I did talk to him about it. The things he said to, I dunno, justify it of course didn't make it right, but I know he won't do it again. The funny thing is that the fact that it upset me hurt his feelings. You know, like "Don't you trust me?" I pointed out to him that even beyond the fact that it should have been obvious that it would upset me, it was a dumb idea to begin with. For starters, he doesn't even know Morgan's friend. She could tell a friend who tells a friend about him letting them drink and get him in trouble. And I also pointed out that he's usually the one who cares about appearances, and regardless of what actually might be going on between them, what the hell would it look like to outsiders?

So I think he gets it. It was a retarded thing for him to do, but what's important to me is he won't do it again. And hopefully the next time he thinks of doing something moronic he'll think of how it would make me feel. Stupid boys.
lucidwanderer
Apr. 10th, 2009 04:40 pm (UTC)
Considerations
This has happened more than enough to warrant calling it a pattern. I suggest that you actually do set some consequences or at least some promises to yourself that if something like this happens again, you will not let it go so easily. You've only got one chance at finding your soulmate -- you don't want this to plague and potentially end a marriage.

I don't know, I think I agree with the above poster that he might have a crush. "Cheating" has many interpretations -- if his is strict physical cheating, then yes, I'd agree. He won't. But if its emotional cheating -- if its liking a girl more than he should, ala crush (and yes, they can happen, even during a relationship), then its something more to be discussed and made explicit.

I might have been biased to take his side of things last we spoke -- what really matters in the end is the long haul, and how often you feel like this, and whether it will or won't continue in other forms. That's really the bottom line.
keptawake
Apr. 10th, 2009 07:13 pm (UTC)
Re: Considerations
Thanks.
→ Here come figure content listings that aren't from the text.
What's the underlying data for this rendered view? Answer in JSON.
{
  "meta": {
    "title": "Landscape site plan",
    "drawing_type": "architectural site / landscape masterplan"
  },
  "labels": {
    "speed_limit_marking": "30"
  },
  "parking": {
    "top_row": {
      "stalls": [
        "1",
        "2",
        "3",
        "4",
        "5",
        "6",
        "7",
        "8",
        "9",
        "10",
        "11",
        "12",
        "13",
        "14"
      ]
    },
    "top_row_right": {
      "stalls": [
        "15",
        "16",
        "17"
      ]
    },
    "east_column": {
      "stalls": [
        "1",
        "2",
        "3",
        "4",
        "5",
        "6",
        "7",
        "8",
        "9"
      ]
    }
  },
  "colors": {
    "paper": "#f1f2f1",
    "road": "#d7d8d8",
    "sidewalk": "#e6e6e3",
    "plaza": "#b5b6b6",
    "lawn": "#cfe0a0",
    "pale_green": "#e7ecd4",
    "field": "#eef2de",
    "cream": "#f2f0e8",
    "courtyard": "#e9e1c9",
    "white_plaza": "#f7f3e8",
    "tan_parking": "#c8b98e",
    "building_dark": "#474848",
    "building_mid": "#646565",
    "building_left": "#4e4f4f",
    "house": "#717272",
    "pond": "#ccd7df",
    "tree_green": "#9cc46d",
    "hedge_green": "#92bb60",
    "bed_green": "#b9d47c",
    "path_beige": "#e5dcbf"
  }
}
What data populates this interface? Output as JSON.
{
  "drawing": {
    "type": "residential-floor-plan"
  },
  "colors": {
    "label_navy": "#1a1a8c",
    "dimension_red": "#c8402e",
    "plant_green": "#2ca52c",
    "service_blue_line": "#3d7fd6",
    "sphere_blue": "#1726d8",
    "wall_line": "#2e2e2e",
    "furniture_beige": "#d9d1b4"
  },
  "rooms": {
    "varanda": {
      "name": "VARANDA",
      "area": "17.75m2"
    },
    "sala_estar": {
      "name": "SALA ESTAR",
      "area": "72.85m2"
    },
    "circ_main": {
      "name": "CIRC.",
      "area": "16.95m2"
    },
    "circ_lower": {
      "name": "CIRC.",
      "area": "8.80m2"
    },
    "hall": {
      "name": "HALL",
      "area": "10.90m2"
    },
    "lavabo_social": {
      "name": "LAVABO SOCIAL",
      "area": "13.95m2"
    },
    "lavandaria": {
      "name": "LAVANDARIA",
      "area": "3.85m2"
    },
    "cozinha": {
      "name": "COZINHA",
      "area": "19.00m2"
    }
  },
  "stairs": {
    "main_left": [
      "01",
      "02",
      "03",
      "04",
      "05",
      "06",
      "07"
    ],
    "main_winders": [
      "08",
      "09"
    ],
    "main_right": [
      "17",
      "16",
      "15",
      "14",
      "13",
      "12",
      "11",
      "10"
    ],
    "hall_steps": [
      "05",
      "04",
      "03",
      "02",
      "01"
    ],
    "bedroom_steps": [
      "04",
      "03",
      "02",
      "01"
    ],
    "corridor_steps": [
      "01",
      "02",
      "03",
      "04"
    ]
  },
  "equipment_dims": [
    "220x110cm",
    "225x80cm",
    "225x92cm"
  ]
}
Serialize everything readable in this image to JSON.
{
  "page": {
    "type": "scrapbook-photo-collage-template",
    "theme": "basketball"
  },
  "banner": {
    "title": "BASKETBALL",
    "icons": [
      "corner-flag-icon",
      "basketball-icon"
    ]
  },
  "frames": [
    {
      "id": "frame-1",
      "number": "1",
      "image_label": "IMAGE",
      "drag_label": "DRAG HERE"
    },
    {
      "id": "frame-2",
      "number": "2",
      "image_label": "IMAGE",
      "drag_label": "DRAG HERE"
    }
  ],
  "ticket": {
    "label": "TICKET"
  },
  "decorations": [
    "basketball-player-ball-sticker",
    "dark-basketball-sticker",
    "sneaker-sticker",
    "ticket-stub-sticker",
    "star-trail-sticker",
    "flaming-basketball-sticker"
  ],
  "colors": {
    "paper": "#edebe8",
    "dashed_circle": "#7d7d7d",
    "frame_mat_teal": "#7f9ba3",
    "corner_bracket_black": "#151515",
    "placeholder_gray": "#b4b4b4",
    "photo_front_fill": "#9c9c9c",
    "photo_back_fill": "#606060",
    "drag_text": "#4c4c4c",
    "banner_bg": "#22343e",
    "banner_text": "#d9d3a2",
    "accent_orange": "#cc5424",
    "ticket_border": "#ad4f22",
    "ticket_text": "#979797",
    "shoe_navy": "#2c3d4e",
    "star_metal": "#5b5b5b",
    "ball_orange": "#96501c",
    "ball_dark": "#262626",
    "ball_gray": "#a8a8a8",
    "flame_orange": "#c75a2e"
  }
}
I know what you're saying. You're definitely describing my biggest fear at the beginning: not that he'd cheat, but that he'd just start to really like her in a... I guess a crush sort of way.

Let me see if I can describe where I think it stands now. I do believe that he does stuff that he should know might or will upset me more often than he should, but I don't worry about losing him emotionally or physically. I do get a little jealous of his closeness to Morgan but I do believe it's just a sibling-type bond. Maybe it's just a social taboo sort of thing, and maybe that's a bad reason to feel upset, but I think the strongest reaction I had to his hanging out with and drinking with the two girls was the "you just don't DO that when you're in a relationship" feeling. Because I mean, if you ask anyone, I'm pretty sure they'll tell you that it sounds like there's something wrong with that picture, right?

So it is a different situation. Danny and I are very close, and we do conflict sometimes--sometimes badly--but I just have a very grounded feeling. We've had conflicts, we'll have more, but that doesn't mean anything important will change between us.

But yeah, I am working on explaining myself more often and clearly to him when I'm upset, because I used to be pretty much entirely unable to express myself when I was emotional. It's a process.